The compressed video and audio streams are combined into a final stream by a multiplexer 112. Timing information is inserted into the stream so that the audio and video streams are synchronized when played back.
To view the original video data which was compressed, the compressed data must be decoded using an MPEG decoder 200, for example, as shown in FIG. 2. When the video is to be played back, the MPEG bit stream which was previously encoded by the encoder 100 is fed to an MPEG stream demultiplexer 212 which separates the compressed audio and video streams. An entropy block 208 restores the data, and an inverse quantizer 204 produces DCT data. An inverse DCT (IDCT) block 202 transforms the data from the frequency domain into the spatial domain as pixels. A motion detection/motion compensation block 206 takes the instructions from the compressed stream and replaces those instructions with pixel data for each image, which is sent to the IDCT 202. The compressed audio stream is similarly decoded in an audio decoder to produce an audio stream.
The multimedia data files that are discussed above are stored and organized on a non-volatile memory using a file system which is then used by a host device to retrieve the file from the memory device. The file system is a method of keeping track of where files are located and also provides directories and/or folders to provide a hierarchical arrangement of the files. The file system also retains metadata about the files being stored.

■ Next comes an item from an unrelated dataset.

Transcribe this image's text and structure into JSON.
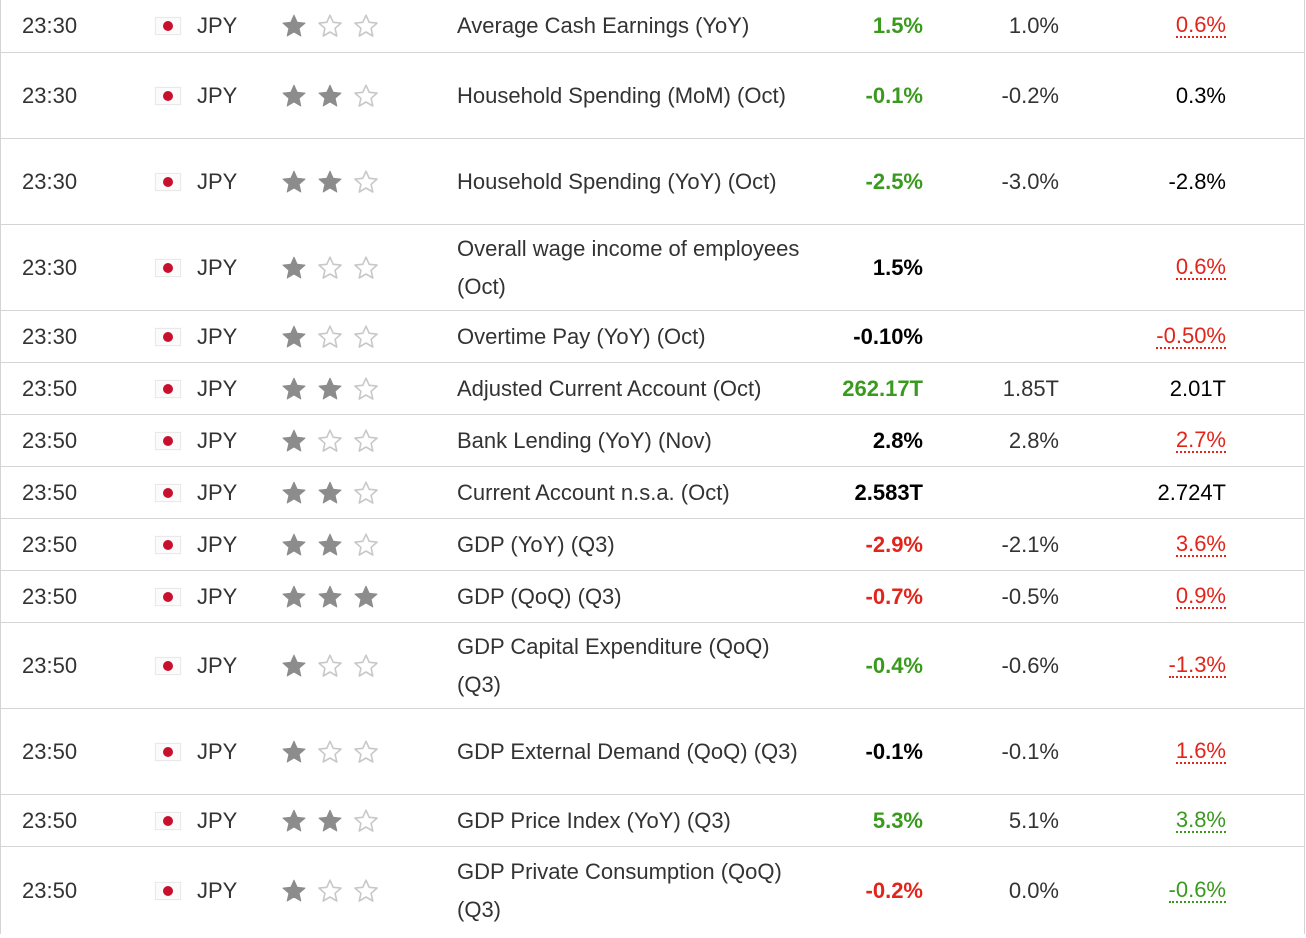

The file system typically divides the memory into portions which may, for example, be referred to as sectors. A sector may be any number of bytes in size. However, a common size is 512 bytes. Groups of contiguous sectors may be managed as blocks or clusters which makes it easier and faster to manage the files. The determination of how big a block or cluster to manage is based on balancing time and space. Larger blocks or clusters result in wasted space, especially if small files (1−2 KB) are being stored. Multimedia files are large (1 MB or more) and therefore there is little wasted space even if 32 KB blocks (64*512 Byte sectors) are used. As stated above, the file system keeps track of where files are located in the memory. The location of files is indicated by the starting address of blocks. Once a host device selects a file, the file system maps the request to a specific location in the memory. Thus, the file system obviates the requirement that a user or host device know where physically in the memory the requested file is saved.

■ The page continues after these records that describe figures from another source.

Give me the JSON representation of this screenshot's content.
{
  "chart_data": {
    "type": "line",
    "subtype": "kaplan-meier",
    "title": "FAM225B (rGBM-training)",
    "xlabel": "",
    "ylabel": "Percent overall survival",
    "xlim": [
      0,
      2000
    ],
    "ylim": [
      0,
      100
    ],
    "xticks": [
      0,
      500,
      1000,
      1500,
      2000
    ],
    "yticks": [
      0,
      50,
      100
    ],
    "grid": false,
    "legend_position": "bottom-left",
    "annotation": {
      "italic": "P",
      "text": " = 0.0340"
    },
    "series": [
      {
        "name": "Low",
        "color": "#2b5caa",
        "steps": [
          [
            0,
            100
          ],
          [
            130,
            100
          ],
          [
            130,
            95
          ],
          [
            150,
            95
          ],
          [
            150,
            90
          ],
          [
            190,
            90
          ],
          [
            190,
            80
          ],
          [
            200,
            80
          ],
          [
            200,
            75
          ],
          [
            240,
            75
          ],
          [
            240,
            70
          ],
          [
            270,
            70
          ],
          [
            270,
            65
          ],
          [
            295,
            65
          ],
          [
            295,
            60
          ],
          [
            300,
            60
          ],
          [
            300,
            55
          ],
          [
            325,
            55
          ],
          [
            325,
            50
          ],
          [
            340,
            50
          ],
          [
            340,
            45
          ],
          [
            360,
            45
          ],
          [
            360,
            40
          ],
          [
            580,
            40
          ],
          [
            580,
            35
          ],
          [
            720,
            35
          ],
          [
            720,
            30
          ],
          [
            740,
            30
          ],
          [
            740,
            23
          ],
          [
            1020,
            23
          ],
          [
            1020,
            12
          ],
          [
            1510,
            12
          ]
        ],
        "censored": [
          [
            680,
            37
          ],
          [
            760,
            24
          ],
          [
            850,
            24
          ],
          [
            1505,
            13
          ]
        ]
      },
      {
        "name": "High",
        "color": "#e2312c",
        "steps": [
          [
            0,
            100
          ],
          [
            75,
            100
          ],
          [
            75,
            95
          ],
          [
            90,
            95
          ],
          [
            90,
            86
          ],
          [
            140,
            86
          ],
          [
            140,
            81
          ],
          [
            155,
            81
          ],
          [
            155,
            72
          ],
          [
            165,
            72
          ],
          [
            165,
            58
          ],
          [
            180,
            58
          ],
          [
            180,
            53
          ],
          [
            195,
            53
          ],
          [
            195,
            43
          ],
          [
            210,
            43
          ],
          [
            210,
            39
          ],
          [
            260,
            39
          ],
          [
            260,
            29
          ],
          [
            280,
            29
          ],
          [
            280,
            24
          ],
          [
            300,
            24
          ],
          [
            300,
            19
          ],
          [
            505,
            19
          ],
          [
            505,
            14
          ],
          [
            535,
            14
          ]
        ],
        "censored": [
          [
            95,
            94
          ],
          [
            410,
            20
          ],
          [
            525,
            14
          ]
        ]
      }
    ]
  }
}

Flash memories typically use Windows FAT16 and FAT32 file systems. FIG. 3a shows that a 2 GB memory device using FAT16 file system includes a Boot Sector, File Allocation Tables FAT#1 and FAT#2, a Root Directory, and Files and Subdirectories. When a host device accesses any memory device, the host device initially reads the first block, i.e., address 0000, to determine what is stored on the memory device. For FAT16 and FAT 32 file systems, the first block contains the Boot Sector which includes information on where the other information is stored on the media. FIG. 3b illustrates the typical contents of a Boot Sector for an FAT 16 file system. Based on the information in the Boot Sector, the host device then knows where to look for the root directory and requests to read the root directory to determine what files are in the memory device. FIGS. 4a and 4b show the contents of a memory device and Boot Sector, respectively, for an FAT 32 file system. FIG. 5 is an example of meta data which is stored for each file.
FIG. 6 shows an example of a memory having two files stored using FAT 16/32 file system. The root directory shows two files stored. A pointer for each file which indicates where the files are stored is determined from the File Allocation Tables FAT#1 and FAT#2. Accordingly, when a host device requests to read one of the files, the request is directed to the address associated with the requested file.